I was in a game design class when a teacher asked me about my favourite game. I was excited to answer the question until I realized it was harder than I had thought. I wondered if I even liked games.
Whenever classmates talk about Halo or Dark Souls, I wish I could share their enthusiasm. I’ve never finished a role playing game. I never finish games in general. Why was I even making them?
I realized that what I have the attention for typically doesn’t have a finish and sometimes isn’t considered a game.

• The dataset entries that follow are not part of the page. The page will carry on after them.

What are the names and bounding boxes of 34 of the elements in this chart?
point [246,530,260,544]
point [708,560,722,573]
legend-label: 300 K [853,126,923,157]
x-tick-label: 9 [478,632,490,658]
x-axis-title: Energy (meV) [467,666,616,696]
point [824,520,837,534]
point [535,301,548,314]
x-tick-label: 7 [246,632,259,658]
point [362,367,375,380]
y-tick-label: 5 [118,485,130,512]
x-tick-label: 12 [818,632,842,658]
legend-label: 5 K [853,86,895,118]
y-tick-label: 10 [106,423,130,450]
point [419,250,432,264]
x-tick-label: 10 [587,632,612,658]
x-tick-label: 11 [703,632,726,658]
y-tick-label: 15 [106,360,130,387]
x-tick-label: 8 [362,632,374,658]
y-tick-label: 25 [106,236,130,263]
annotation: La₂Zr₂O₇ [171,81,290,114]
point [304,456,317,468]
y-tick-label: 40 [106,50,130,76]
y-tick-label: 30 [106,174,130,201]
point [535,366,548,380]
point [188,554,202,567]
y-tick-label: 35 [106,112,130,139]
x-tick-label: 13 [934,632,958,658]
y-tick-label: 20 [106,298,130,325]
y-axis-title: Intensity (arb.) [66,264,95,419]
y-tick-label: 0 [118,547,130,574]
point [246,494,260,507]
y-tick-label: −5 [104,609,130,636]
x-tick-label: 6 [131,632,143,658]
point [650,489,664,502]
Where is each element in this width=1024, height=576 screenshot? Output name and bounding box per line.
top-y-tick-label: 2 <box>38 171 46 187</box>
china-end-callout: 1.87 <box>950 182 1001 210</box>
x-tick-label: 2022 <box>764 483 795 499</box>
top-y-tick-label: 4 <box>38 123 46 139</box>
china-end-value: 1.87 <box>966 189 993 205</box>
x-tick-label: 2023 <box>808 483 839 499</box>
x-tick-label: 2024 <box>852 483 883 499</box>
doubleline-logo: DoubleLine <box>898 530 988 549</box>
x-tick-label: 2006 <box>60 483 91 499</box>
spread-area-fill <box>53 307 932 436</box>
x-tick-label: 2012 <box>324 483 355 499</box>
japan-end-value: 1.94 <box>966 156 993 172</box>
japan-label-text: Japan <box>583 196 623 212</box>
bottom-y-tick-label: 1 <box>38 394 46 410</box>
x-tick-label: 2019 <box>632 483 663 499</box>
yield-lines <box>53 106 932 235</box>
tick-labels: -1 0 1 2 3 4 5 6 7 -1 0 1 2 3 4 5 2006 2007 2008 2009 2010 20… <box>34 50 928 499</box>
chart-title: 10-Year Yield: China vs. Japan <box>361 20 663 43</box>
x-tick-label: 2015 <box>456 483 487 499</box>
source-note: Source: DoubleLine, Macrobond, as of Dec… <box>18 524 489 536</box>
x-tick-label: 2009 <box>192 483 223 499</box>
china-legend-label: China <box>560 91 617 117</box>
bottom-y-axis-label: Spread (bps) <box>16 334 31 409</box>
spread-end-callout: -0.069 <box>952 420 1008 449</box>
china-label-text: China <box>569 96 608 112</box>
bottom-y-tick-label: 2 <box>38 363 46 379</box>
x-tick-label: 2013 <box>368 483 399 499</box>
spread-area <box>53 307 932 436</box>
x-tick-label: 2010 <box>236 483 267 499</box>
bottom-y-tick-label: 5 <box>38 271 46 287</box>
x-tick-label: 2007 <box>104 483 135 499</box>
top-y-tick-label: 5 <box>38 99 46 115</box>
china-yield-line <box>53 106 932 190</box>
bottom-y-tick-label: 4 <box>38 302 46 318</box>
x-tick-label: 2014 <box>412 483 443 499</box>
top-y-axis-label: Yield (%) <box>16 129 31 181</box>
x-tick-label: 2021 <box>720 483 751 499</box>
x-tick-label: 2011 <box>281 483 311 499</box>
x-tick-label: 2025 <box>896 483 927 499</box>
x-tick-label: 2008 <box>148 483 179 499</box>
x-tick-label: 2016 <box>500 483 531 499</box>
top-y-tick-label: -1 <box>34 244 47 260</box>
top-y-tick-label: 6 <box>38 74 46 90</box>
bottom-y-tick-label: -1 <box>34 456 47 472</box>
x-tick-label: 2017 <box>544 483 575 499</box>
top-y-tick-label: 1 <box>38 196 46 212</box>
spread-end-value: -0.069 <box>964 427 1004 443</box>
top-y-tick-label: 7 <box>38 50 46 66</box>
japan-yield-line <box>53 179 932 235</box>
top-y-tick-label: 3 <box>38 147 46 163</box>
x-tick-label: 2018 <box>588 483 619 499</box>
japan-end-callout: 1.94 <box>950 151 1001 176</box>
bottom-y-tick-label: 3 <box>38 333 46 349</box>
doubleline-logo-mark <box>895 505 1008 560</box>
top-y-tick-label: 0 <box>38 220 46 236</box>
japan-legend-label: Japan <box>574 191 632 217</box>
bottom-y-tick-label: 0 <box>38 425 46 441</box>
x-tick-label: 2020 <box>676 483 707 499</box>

My favourite games include Minecraft and The Sims. These are all games where you are left to define your own goals. My favourite thing to do in The Sims is build houses, and now that I’m making games, building environments is one of the best parts. Some of the things required in game making, like painting terrain or imagining a story behind an object, are things I started doing while playing The Sims.
Another thing I did as a kid, as I’m sure many others did, was try out all the standard Windows ’95 programs. When I got tired of Paint, I went on PowerPoint and tried to make my own games.
First, all the functionality had to be tried out. PowerPoint has animation, custom shapes and most importantly, hyperlinks, which means you can create rudimentary interactivity.
It was amazing. PowerPoint was essentially one of my first digital games and my first game engine.
The silliest of features can make people excited about a game or a program. My friend raved about being able to get a dog in Dragon Age. There wasn’t much this dog could do, she just liked that you could have one.
I like baking, so I’ll play anything with so much as a bagel-like logo. I think we get excited because these symbolic objects are more aligned with the types of stories we like to imagine when we play.
I hope that there are more games that let people define their own goals and express their creativity. However, I’m sure that whatever is available and whatever the designers intended, people will exploit programs for all sorts of purposes; creative, playful or both.